Stepfamilies and Their Dynamics

March 15, 2001

A recent national conference -- billed as the first of its kind -- delved into the complexities of stepfamily life. The sponsors of the conference, the Stepfamily Association of America, estimated that half of all Americans will be involved in a stepfamily relationship of some sort.

They warned that America's laws and social institutions are built around the concept of "first families" and that stepfamilies think of themselves as different -- and strive to be "an instant biological family."

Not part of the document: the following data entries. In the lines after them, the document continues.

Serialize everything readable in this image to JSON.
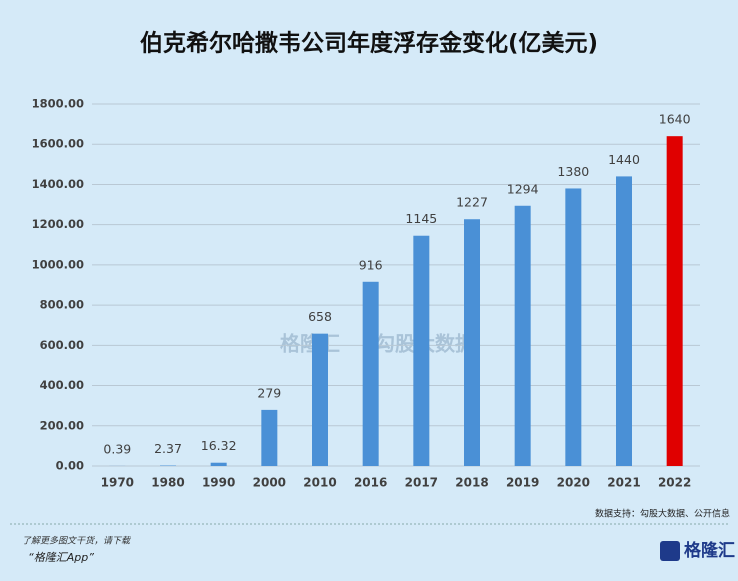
{
  "chart_data": {
    "type": "bar",
    "title": "伯克希尔哈撒韦公司年度浮存金变化(亿美元)",
    "categories": [
      "1970",
      "1980",
      "1990",
      "2000",
      "2010",
      "2016",
      "2017",
      "2018",
      "2019",
      "2020",
      "2021",
      "2022"
    ],
    "values": [
      0.39,
      2.37,
      16.32,
      279,
      658,
      916,
      1145,
      1227,
      1294,
      1380,
      1440,
      1640
    ],
    "colors": [
      "#4a90d6",
      "#4a90d6",
      "#4a90d6",
      "#4a90d6",
      "#4a90d6",
      "#4a90d6",
      "#4a90d6",
      "#4a90d6",
      "#4a90d6",
      "#4a90d6",
      "#4a90d6",
      "#e00000"
    ],
    "ylim": [
      0,
      1800
    ],
    "yticks": [
      {
        "value": 0,
        "label": "0.00"
      },
      {
        "value": 200,
        "label": "200.00"
      },
      {
        "value": 400,
        "label": "400.00"
      },
      {
        "value": 600,
        "label": "600.00"
      },
      {
        "value": 800,
        "label": "800.00"
      },
      {
        "value": 1000,
        "label": "1000.00"
      },
      {
        "value": 1200,
        "label": "1200.00"
      },
      {
        "value": 1400,
        "label": "1400.00"
      },
      {
        "value": 1600,
        "label": "1600.00"
      },
      {
        "value": 1800,
        "label": "1800.00"
      }
    ],
    "grid": true,
    "source": "数据支持：勾股大数据、公开信息"
  },
  "watermark": {
    "left": "格隆汇",
    "right": "勾股大数据"
  },
  "footer": {
    "line1": "了解更多图文干货，请下载",
    "line2": "“格隆汇App”",
    "logo": "格隆汇"
  }
}
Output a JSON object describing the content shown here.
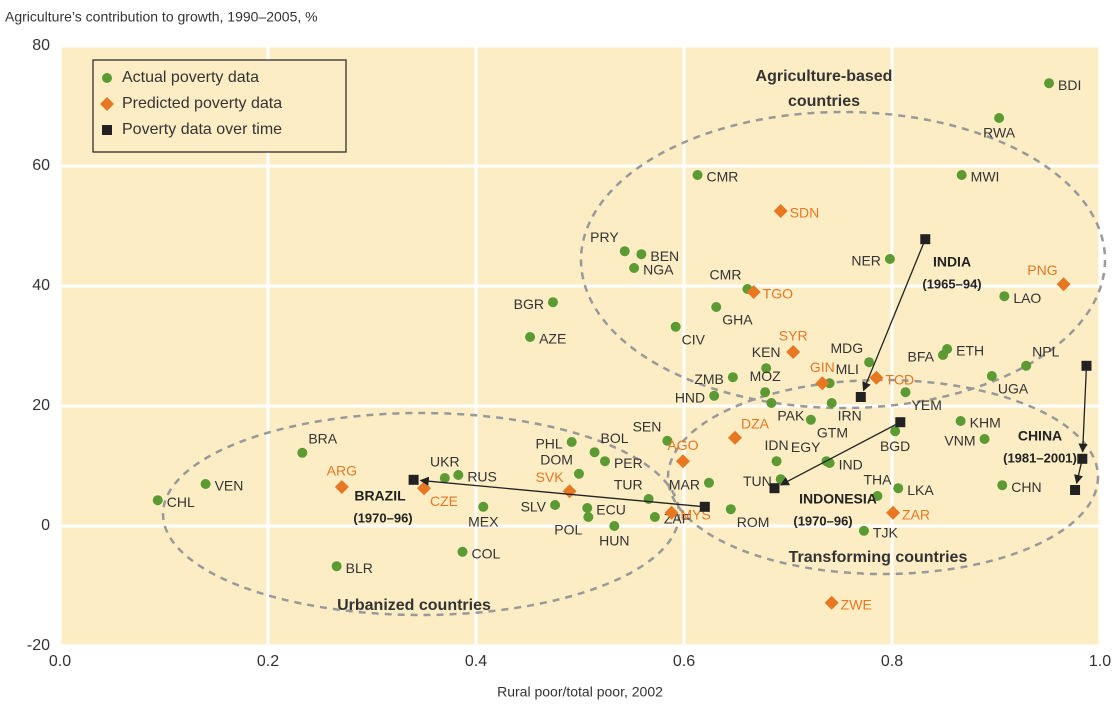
{
  "chart_data": {
    "type": "scatter",
    "title": "Agriculture’s contribution to growth, 1990–2005, %",
    "x_label": "Rural poor/total poor, 2002",
    "xlim": [
      0,
      1
    ],
    "ylim": [
      -20,
      80
    ],
    "xticks": [
      {
        "value": 0,
        "label": "0.0"
      },
      0.2,
      0.4,
      0.6,
      0.8,
      {
        "value": 1,
        "label": "1.0"
      }
    ],
    "yticks": [
      -20,
      0,
      20,
      40,
      60,
      80
    ],
    "grid": true,
    "legend": "upper left",
    "series": [
      {
        "name": "Actual poverty data",
        "color": "#5c9a33",
        "marker": "circle",
        "labels": [
          "BDI",
          "RWA",
          "MWI",
          "CMR",
          "PRY",
          "BEN",
          "NGA",
          "NER",
          "CMR",
          "LAO",
          "BGR",
          "GHA",
          "CIV",
          "AZE",
          "NPL",
          "ETH",
          "BFA",
          "MDG",
          "KEN",
          "ZMB",
          "UGA",
          "MOZ",
          "MLI",
          "HND",
          "PAK",
          "IRN",
          "YEM",
          "GTM",
          "KHM",
          "BGD",
          "VNM",
          "SEN",
          "PHL",
          "BOL",
          "BRA",
          "PER",
          "IDN",
          "EGY",
          "IND",
          "DOM",
          "VEN",
          "RUS",
          "UKR",
          "MAR",
          "TUN",
          "CHN",
          "LKA",
          "THA",
          "CHL",
          "TUR",
          "SLV",
          "MEX",
          "ECU",
          "POL",
          "ZAF",
          "ROM",
          "HUN",
          "TJK",
          "COL",
          "BLR"
        ],
        "x": [
          0.951,
          0.903,
          0.867,
          0.613,
          0.543,
          0.559,
          0.552,
          0.798,
          0.661,
          0.908,
          0.474,
          0.631,
          0.592,
          0.452,
          0.929,
          0.853,
          0.849,
          0.778,
          0.679,
          0.647,
          0.896,
          0.678,
          0.74,
          0.629,
          0.684,
          0.742,
          0.813,
          0.722,
          0.866,
          0.803,
          0.889,
          0.584,
          0.492,
          0.514,
          0.233,
          0.524,
          0.689,
          0.737,
          0.74,
          0.499,
          0.14,
          0.383,
          0.37,
          0.624,
          0.693,
          0.906,
          0.806,
          0.786,
          0.094,
          0.566,
          0.476,
          0.407,
          0.507,
          0.508,
          0.572,
          0.645,
          0.533,
          0.773,
          0.387,
          0.266
        ],
        "values": [
          73.8,
          68,
          58.5,
          58.5,
          45.8,
          45.3,
          43,
          44.5,
          39.5,
          38.3,
          37.3,
          36.5,
          33.2,
          31.5,
          26.7,
          29.5,
          28.5,
          27.3,
          26.3,
          24.8,
          25,
          22.3,
          23.8,
          21.7,
          20.5,
          20.5,
          22.3,
          17.7,
          17.5,
          15.8,
          14.5,
          14.2,
          14,
          12.3,
          12.2,
          10.8,
          10.8,
          10.8,
          10.5,
          8.7,
          7,
          8.5,
          8,
          7.2,
          7.8,
          6.8,
          6.3,
          5,
          4.3,
          4.5,
          3.5,
          3.2,
          3,
          1.5,
          1.5,
          2.8,
          0,
          -0.8,
          -4.3,
          -6.7
        ]
      },
      {
        "name": "Predicted poverty data",
        "color": "#e87722",
        "marker": "diamond",
        "labels": [
          "SDN",
          "PNG",
          "TGO",
          "SYR",
          "GIN",
          "TCD",
          "DZA",
          "AGO",
          "ARG",
          "CZE",
          "SVK",
          "MYS",
          "ZAR",
          "ZWE"
        ],
        "x": [
          0.693,
          0.965,
          0.667,
          0.705,
          0.733,
          0.785,
          0.649,
          0.599,
          0.271,
          0.35,
          0.49,
          0.588,
          0.801,
          0.742
        ],
        "values": [
          52.5,
          40.3,
          39,
          29,
          23.8,
          24.7,
          14.7,
          10.8,
          6.5,
          6.3,
          5.8,
          2.2,
          2.2,
          -12.8
        ]
      },
      {
        "name": "Poverty data over time",
        "color": "#222222",
        "marker": "square",
        "groups": [
          {
            "label": "INDIA",
            "period": "(1965–94)",
            "x": [
              0.832,
              0.77
            ],
            "values": [
              47.8,
              21.5
            ]
          },
          {
            "label": "INDONESIA",
            "period": "(1970–96)",
            "x": [
              0.808,
              0.687
            ],
            "values": [
              17.3,
              6.3
            ]
          },
          {
            "label": "BRAZIL",
            "period": "(1970–96)",
            "x": [
              0.62,
              0.34
            ],
            "values": [
              3.2,
              7.7
            ]
          },
          {
            "label": "CHINA",
            "period": "(1981–2001)",
            "x": [
              0.987,
              0.983,
              0.976
            ],
            "values": [
              26.7,
              11.2,
              6
            ]
          }
        ]
      }
    ],
    "annotations": [
      {
        "lines": [
          "Agriculture-based",
          "countries"
        ]
      },
      {
        "lines": [
          "Transforming countries"
        ]
      },
      {
        "lines": [
          "Urbanized countries"
        ]
      }
    ]
  }
}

Here are a few of the revelations emerging from the discussions:

  • Most stepparents are -- in the legal sense -- strangers to their stepchildren and need to take extra steps to ensure that the stepchildren are included in wills or health insurance plans.
  • Doctors are often unsure how much authority a stepparent has to approve major medical treatment for a stepchild.
  • University of North Carolina professor Kay Pasley estimated that nearly 30 percent of America's children are in stepfamilies -- but noted that the Census Bureau does not supply the kind of information that would nail down the correct figure.
  • While the national divorce rate is estimated at between 40 percent and 50 percent, it is about 60 percent among stepfamilies.

James Bray, a professor at the Baylor College of Medicine, said his research suggests that stepchildren are no more prone to drinking and drug abuse than other children -- but have roughly double the rate of other behavioral and learning problems.